Guilt & The Twingling Sky in Southern Germany

I felt guilty for leaving. So much so, that I almost didn’t want to write this post, even though I’d promised to write a story every day for the month of July. Everything at home feels jagged, hot, urgent, and here I was, boarding a plane to Southern Germany.

I’d planned this in advance, months and months ago, I told myself. I’d been invited by a friend and fellow activist from Bavaria to come speak, do a few poems, and present an American-Israeli refusenik & activist’s view from the ground. It’s not as if things began to spiral and then I bought a plane ticket, I told myself. And still, a gnawing guilt. Connected to the fact that it is Germany, of all places (subtext subtext unsubtle subtext)? I dunno. Maybe. That wouldn’t make logical A to B sense, but what does? Maybe connected with the ugly-but-familiar Activist Guilt: you know, the old “if I don’t suffer, then I’m not really in solidarity?”

But now I’m here, and the fact of the matter is that, well, I am here. I cannot write any reports from any ground except for this ground. And from this ground, I report: the air tastes like mountains and crisp summer nostalgia and mountains look like legends and make me want to weep and the raindrops twingling on my skin feels like the sky is weeping on me and I can only look at the Alps and marvel at how wide everything looks.

I can report that I felt tense as the plane landed. I’d never been to Germany before, really. The first thing I noticed in the airport was that there were a lot of women in hijabs. The next thing I noticed was how comfortable seeing them made me feel: as in, Germany of today is fundamentally unlike the Germany of my inherited nightmares. A-salaamu aleikum wa Ramadan Kareem, ya Deutschland.

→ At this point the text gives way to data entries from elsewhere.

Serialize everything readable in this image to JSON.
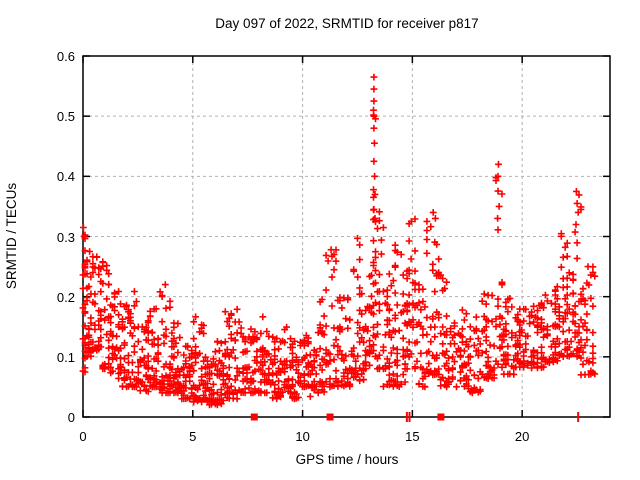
{
  "chart_data": {
    "type": "scatter",
    "title": "Day 097 of 2022, SRMTID for receiver p817",
    "xlabel": "GPS time / hours",
    "ylabel": "SRMTID / TECUs",
    "xlim": [
      0,
      24
    ],
    "ylim": [
      0,
      0.6
    ],
    "xticks": [
      0,
      5,
      10,
      15,
      20
    ],
    "yticks": [
      0,
      0.1,
      0.2,
      0.3,
      0.4,
      0.5,
      0.6
    ],
    "grid": true,
    "legend": false,
    "marker": "plus",
    "marker_color": "#ff0000",
    "grid_color": "#b0b0b0",
    "border_color": "#000000",
    "background_color": "#ffffff",
    "text_color": "#000000",
    "seed": 20220971,
    "x_column_step": 0.09,
    "envelope_bins": [
      [
        0.0,
        0.1,
        0.07,
        0.315,
        22,
        1.2
      ],
      [
        0.1,
        0.5,
        0.1,
        0.28,
        40,
        1.5
      ],
      [
        0.5,
        0.85,
        0.11,
        0.27,
        30,
        1.5
      ],
      [
        0.85,
        1.2,
        0.08,
        0.26,
        28,
        1.8
      ],
      [
        1.2,
        1.6,
        0.07,
        0.21,
        28,
        1.5
      ],
      [
        1.6,
        2.0,
        0.05,
        0.19,
        30,
        1.6
      ],
      [
        2.0,
        2.5,
        0.05,
        0.21,
        40,
        2.0
      ],
      [
        2.5,
        3.0,
        0.04,
        0.16,
        40,
        1.6
      ],
      [
        3.0,
        3.5,
        0.05,
        0.18,
        40,
        1.7
      ],
      [
        3.5,
        4.0,
        0.04,
        0.22,
        40,
        2.0
      ],
      [
        4.0,
        4.5,
        0.04,
        0.16,
        40,
        1.7
      ],
      [
        4.5,
        5.0,
        0.03,
        0.12,
        40,
        1.4
      ],
      [
        5.0,
        5.5,
        0.025,
        0.17,
        40,
        2.0
      ],
      [
        5.5,
        6.0,
        0.02,
        0.1,
        40,
        1.3
      ],
      [
        6.0,
        6.5,
        0.02,
        0.13,
        40,
        1.5
      ],
      [
        6.5,
        7.0,
        0.03,
        0.18,
        38,
        2.0
      ],
      [
        7.0,
        7.5,
        0.04,
        0.16,
        34,
        1.7
      ],
      [
        7.5,
        8.0,
        0.04,
        0.15,
        30,
        1.5
      ],
      [
        8.0,
        8.5,
        0.04,
        0.17,
        34,
        1.8
      ],
      [
        8.5,
        9.0,
        0.03,
        0.14,
        34,
        1.5
      ],
      [
        9.0,
        9.5,
        0.04,
        0.17,
        34,
        1.8
      ],
      [
        9.5,
        10.0,
        0.03,
        0.13,
        34,
        1.4
      ],
      [
        10.0,
        10.5,
        0.03,
        0.14,
        34,
        1.5
      ],
      [
        10.5,
        11.0,
        0.04,
        0.2,
        34,
        1.8
      ],
      [
        11.0,
        11.6,
        0.05,
        0.28,
        40,
        2.0
      ],
      [
        11.6,
        12.2,
        0.05,
        0.2,
        36,
        1.6
      ],
      [
        12.2,
        12.8,
        0.06,
        0.3,
        40,
        2.0
      ],
      [
        12.8,
        13.15,
        0.08,
        0.25,
        24,
        1.6
      ],
      [
        13.18,
        13.35,
        0.1,
        0.57,
        26,
        2.2
      ],
      [
        13.4,
        13.65,
        0.08,
        0.36,
        20,
        2.0
      ],
      [
        13.65,
        14.1,
        0.05,
        0.25,
        34,
        1.7
      ],
      [
        14.1,
        14.65,
        0.05,
        0.29,
        40,
        1.8
      ],
      [
        14.65,
        15.15,
        0.08,
        0.33,
        40,
        1.8
      ],
      [
        15.15,
        15.6,
        0.05,
        0.22,
        30,
        1.6
      ],
      [
        15.6,
        16.25,
        0.07,
        0.345,
        45,
        1.8
      ],
      [
        16.25,
        16.8,
        0.05,
        0.25,
        36,
        1.8
      ],
      [
        16.8,
        17.5,
        0.05,
        0.18,
        40,
        1.5
      ],
      [
        17.5,
        18.2,
        0.04,
        0.17,
        40,
        1.6
      ],
      [
        18.2,
        18.75,
        0.06,
        0.22,
        36,
        1.6
      ],
      [
        18.75,
        19.1,
        0.08,
        0.42,
        24,
        2.4
      ],
      [
        19.1,
        19.7,
        0.07,
        0.2,
        36,
        1.5
      ],
      [
        19.7,
        20.3,
        0.08,
        0.18,
        42,
        1.3
      ],
      [
        20.3,
        21.0,
        0.08,
        0.19,
        46,
        1.3
      ],
      [
        21.0,
        21.7,
        0.09,
        0.22,
        46,
        1.4
      ],
      [
        21.7,
        22.3,
        0.1,
        0.31,
        40,
        1.7
      ],
      [
        22.3,
        22.7,
        0.1,
        0.375,
        34,
        1.9
      ],
      [
        22.7,
        23.3,
        0.07,
        0.25,
        40,
        1.7
      ]
    ],
    "notable_points": [
      [
        0.02,
        0.315
      ],
      [
        0.05,
        0.3
      ],
      [
        0.3,
        0.275
      ],
      [
        0.9,
        0.258
      ],
      [
        3.75,
        0.22
      ],
      [
        11.3,
        0.278
      ],
      [
        12.5,
        0.297
      ],
      [
        13.25,
        0.565
      ],
      [
        13.25,
        0.545
      ],
      [
        13.25,
        0.525
      ],
      [
        13.25,
        0.5
      ],
      [
        13.25,
        0.48
      ],
      [
        13.27,
        0.455
      ],
      [
        13.25,
        0.425
      ],
      [
        13.28,
        0.4
      ],
      [
        13.3,
        0.37
      ],
      [
        13.25,
        0.345
      ],
      [
        13.3,
        0.33
      ],
      [
        14.95,
        0.325
      ],
      [
        15.95,
        0.34
      ],
      [
        16.05,
        0.33
      ],
      [
        18.92,
        0.42
      ],
      [
        18.9,
        0.4
      ],
      [
        18.95,
        0.35
      ],
      [
        18.88,
        0.33
      ],
      [
        22.47,
        0.375
      ],
      [
        22.5,
        0.355
      ],
      [
        22.55,
        0.34
      ],
      [
        22.45,
        0.32
      ],
      [
        23.0,
        0.25
      ]
    ],
    "baseline_squares_x": [
      7.8,
      11.25,
      16.3
    ],
    "baseline_tick_marks_x": [
      14.75,
      14.87,
      22.55
    ]
  }
}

I can report that the talk went well, that despite the translation (or perhaps because of it: my friend was an incredibly graceful and tenacious translator) there was real connection in the room, resonance with the man who was a conscientious objector in the 1980s in Germany, love felt from the older woman who said that I must get a lot of strength from my communities, and smiled when I said I did, and the mountains. Ah, the mountains.